NAEYC Code of Ethics
Principle 1.1- “Above all, we shall not harm children…” With the increasing pressure to “push down” curriculum, test children, and “cram” learning into the daily schedule, we sabotage our commitment to NAEYC’s Principle 1.1. As we pressure teachers to collect volumes of data on children, we lose connectedness with the natural learning environment of the child, and begin to insert artificial scenarios in order to efficiently gather information. By doing so, we harm children by adding undue stress to their lives – stress that serves our purposes. We harm children by reducing or denying their access to the natural learning environments provided by play, the outdoors, and their own, internal transition times.
Principle 1.7- “We shall strive to build individual relationships… make individualized adaptations… and consult with the family…” As stated in principle 1.7, our work is grounded in the context of relationships. Results, products, outcomes are secondary to relationships. Results, products, and outcomes depend upon solid and healthy relationships. When we place the outcomes before the relationships, we undermine both the process and the product.
Principle 1.11 “If we determine that a policy does not benefit children we shall work to change it.

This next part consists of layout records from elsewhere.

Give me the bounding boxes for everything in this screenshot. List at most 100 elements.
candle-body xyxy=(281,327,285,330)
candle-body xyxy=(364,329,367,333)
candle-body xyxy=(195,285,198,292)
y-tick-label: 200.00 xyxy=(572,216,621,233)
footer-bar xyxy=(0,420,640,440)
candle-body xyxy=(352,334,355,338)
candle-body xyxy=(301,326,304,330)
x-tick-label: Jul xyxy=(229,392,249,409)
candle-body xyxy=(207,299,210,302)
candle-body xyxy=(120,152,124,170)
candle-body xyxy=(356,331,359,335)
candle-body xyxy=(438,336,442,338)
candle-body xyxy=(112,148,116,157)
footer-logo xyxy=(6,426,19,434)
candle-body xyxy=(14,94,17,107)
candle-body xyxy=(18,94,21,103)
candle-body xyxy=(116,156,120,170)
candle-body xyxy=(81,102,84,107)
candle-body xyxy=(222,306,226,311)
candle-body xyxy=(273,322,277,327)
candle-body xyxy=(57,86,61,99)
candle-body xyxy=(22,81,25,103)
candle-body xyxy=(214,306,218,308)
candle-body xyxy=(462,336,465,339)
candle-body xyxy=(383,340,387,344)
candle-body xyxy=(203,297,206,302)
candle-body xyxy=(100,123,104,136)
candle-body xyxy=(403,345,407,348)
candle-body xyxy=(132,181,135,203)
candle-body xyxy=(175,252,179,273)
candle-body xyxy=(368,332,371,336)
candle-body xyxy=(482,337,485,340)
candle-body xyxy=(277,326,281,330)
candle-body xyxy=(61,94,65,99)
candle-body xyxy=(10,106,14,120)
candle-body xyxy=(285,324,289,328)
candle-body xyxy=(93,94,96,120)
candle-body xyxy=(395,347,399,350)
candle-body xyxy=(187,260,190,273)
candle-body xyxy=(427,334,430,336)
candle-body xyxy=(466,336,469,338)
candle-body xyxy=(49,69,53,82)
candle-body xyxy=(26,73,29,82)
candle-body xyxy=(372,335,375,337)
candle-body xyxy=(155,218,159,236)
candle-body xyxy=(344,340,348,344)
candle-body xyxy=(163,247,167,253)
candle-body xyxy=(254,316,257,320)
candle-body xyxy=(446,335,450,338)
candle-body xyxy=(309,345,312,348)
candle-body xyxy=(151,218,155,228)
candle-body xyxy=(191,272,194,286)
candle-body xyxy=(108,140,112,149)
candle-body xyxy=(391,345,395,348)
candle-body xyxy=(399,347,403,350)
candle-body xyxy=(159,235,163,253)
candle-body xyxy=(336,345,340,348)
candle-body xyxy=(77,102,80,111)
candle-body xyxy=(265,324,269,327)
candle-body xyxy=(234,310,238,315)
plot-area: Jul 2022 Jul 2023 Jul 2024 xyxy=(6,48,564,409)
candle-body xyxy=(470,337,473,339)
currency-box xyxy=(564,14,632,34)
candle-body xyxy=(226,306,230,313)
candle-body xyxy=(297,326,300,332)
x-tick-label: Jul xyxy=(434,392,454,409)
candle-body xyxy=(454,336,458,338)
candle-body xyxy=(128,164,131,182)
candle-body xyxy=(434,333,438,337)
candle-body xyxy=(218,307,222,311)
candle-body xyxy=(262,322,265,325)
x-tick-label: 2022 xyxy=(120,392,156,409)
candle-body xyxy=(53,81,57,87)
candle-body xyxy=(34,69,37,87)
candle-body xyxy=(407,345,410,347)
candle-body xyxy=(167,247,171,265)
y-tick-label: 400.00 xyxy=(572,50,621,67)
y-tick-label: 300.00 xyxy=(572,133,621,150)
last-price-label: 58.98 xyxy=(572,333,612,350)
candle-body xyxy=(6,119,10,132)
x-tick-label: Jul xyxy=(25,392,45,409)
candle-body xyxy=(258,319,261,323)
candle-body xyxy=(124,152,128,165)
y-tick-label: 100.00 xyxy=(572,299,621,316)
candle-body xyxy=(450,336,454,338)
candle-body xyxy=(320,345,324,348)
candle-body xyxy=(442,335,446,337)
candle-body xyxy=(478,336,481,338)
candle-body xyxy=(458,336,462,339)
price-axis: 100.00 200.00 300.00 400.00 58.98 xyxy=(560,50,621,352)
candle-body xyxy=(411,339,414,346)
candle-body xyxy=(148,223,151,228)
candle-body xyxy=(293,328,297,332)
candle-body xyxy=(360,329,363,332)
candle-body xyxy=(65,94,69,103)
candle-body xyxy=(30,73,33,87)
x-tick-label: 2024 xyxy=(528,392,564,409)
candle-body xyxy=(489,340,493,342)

If we determine that a program policy is harmful to children, we shall suspend its implementation while working to honor the intent of the policy in ways that are not harmful to children.” (NAEYC Code of Ethical Conduct Supplement to EC Program Directors). This is the reason that I rant. This is where we, as a profession, have perhaps our greatest need to grow. We must become advocates even if it makes us unpopular with politicians and funders – because it is our obligation to work to change that which is not effective.